2012 was something spectacular, it was a year when I opened doors for myself, where I learnt to appreciate the smaller things. Where I started to appreciate myself and those around me. It was also a year of bad health, loss of friendships, and some really difficult times. If I could go back and change anything would I? I think the answer would be no. 2012 certainly wasn't perfect, in fact at times it was wearing. Now here I am sitting here with the intention of committing myself to a set of rules to live by for 2013. 'New Years Resolutions' lots of us make them, lots of us break them, but you know what, most of us are just trying to be better people than we are. So this year I have made some promises that my Resolutions will not be set in stone, that if I make them then that's great. If not its no big deal.
1. Ditch the Diet
I am so drained and tired of the years and years of Yo Yo dieting. I have taken myself to the darkest places in a bid to get rid of my disgusting fat body. The truth is I have gotten bigger from the dieting. The diet industry is just one big ploy to take our money and make us feel bad about ourselves. Well I for one am not participating anymore. I want to live a happy and healthy life, therefore this year I will walk more, go to Zumba, go swimming, go for a bike ride, have that chocolate bar but also have those vegetables. Love my body and throw away useless shit books like the one below!
2. Stop seeking approval from everyone.
I have serious anxiety issues and they stem from bad things but I refuse to let them control my life. I don't need to ask everybody three times over for approval of what I am wearing, where I am going on my holiday, what I do with my own money. No it stops now, this is my life and I need to be secure in my choices, if they don't work out that's another lesson learnt and I can live with that.
3. Be more appreciative of Dan.
It feels like Dan was brought as a blessing into my life, he came at just the right time, he changed everything he was my first love and will be my last. I couldn't even write a paragraph long enough to say how much this boy does for me. I know that at times I can be a high maintenance bossy bitch yet he still sticks around he still loves me flaws and all. I don't think a day goes by when his childish, foolish ways don't make me laugh. This year I want to take the time to be more attentive to him, to do more things that he wants to do, to stop moaning at him for stupid things, and to stop trying to change him and remember he is perfect just as he is.

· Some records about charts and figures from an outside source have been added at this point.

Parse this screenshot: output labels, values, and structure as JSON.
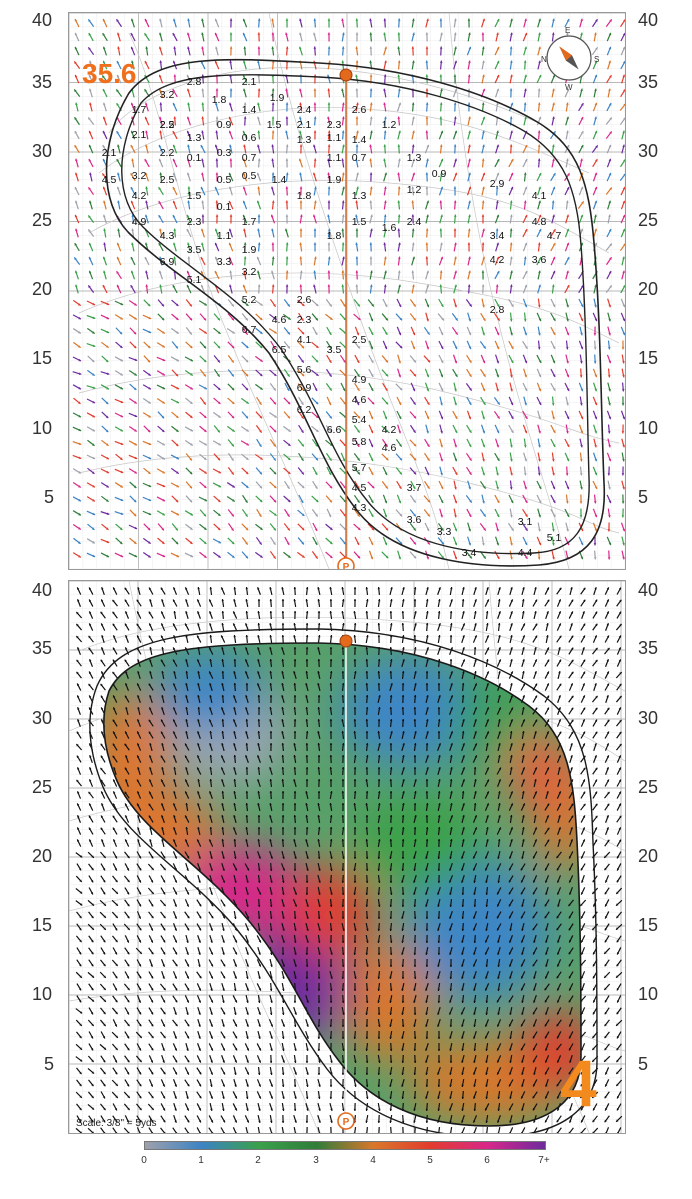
{
  "top_panel": {
    "yardage": "35.6",
    "y_ticks": [
      "40",
      "35",
      "30",
      "25",
      "20",
      "15",
      "10",
      "5"
    ],
    "slope_labels": [
      "3.2",
      "2.8",
      "2.1",
      "1.9",
      "1.7",
      "2.2",
      "1.8",
      "1.4",
      "2.4",
      "2.6",
      "2.5",
      "0.9",
      "1.5",
      "2.1",
      "2.3",
      "1.2",
      "2.1",
      "1.3",
      "0.6",
      "1.1",
      "1.4",
      "0.1",
      "0.7",
      "2.1",
      "2.2",
      "0.3",
      "0.5",
      "1.3",
      "1.1",
      "0.7",
      "1.3",
      "3.2",
      "0.1",
      "1.6",
      "1.2",
      "0.9",
      "4.5",
      "2.5",
      "0.5",
      "1.4",
      "1.9",
      "2.9",
      "4.2",
      "1.5",
      "1.8",
      "1.3",
      "4.1",
      "4.9",
      "2.3",
      "1.7",
      "1.5",
      "2.4",
      "4.8",
      "4.3",
      "1.1",
      "1.8",
      "3.4",
      "4.7",
      "6.9",
      "3.5",
      "1.9",
      "4.2",
      "5.1",
      "3.3",
      "3.2",
      "3.6",
      "5.2",
      "2.6",
      "2.8",
      "6.7",
      "4.6",
      "2.3",
      "6.5",
      "4.1",
      "2.5",
      "5.6",
      "3.5",
      "6.9",
      "4.9",
      "6.2",
      "4.6",
      "6.6",
      "5.4",
      "5.8",
      "4.2",
      "4.6",
      "5.7",
      "4.5",
      "3.7",
      "4.3",
      "3.6",
      "3.3",
      "3.4",
      "4.4",
      "5.1",
      "3.1"
    ],
    "compass_letters": [
      "N",
      "E",
      "S",
      "W"
    ]
  },
  "bottom_panel": {
    "y_ticks": [
      "40",
      "35",
      "30",
      "25",
      "20",
      "15",
      "10",
      "5"
    ],
    "hole_number": "4",
    "scale_note": "Scale: 3/8\" = 5yds"
  },
  "legend": {
    "ticks": [
      "0",
      "1",
      "2",
      "3",
      "4",
      "5",
      "6",
      "7+"
    ],
    "colors": [
      "#9ea1ab",
      "#3b83c4",
      "#3aa14a",
      "#2f7d3a",
      "#d9772a",
      "#e23c2e",
      "#d8278a",
      "#6e2a9e"
    ]
  },
  "colors": {
    "accent_orange": "#ef6f1d",
    "pin_orange": "#e36a1c",
    "line_orange": "#d86a2a",
    "contour_gray": "#bfbfbf"
  }
}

4. Go out more, see more, do more.
I love my home so much and it has to be said that I am a little bit stuck in my ways when it comes to choosing staying in over going out. I need to remember that I have my whole life to sit in my house and be content but I am only young once and that I need to be out more, meeting new people, drinking nice drinks, eating nice meals, experiencing new things. Exploring London! I am so blessed to live here and need to make use of the her beauty.
5. Appreciate friends more.
My friends do a lot for me, and I need to stop reminding them I do a lot for them, its not a good trait to keep track of the things you do for people to then use it against them at another time. Keep those things in mind in your own head, it will show you that you are trying to be a good person and that you don't give to receive. Make time for your friends, make an effort, support them in their endeavors be there for them when they make mistakes just as they are for you.
6. Finally, Blog more.
Blogging has brought something else to my life, something that is just mine. I have made wonderful friends and got to do some really amazing things through it and it has improved my confidence so much. I hope to blog more for 2013 and to share with my readers a little bit of my life. Happy New Year!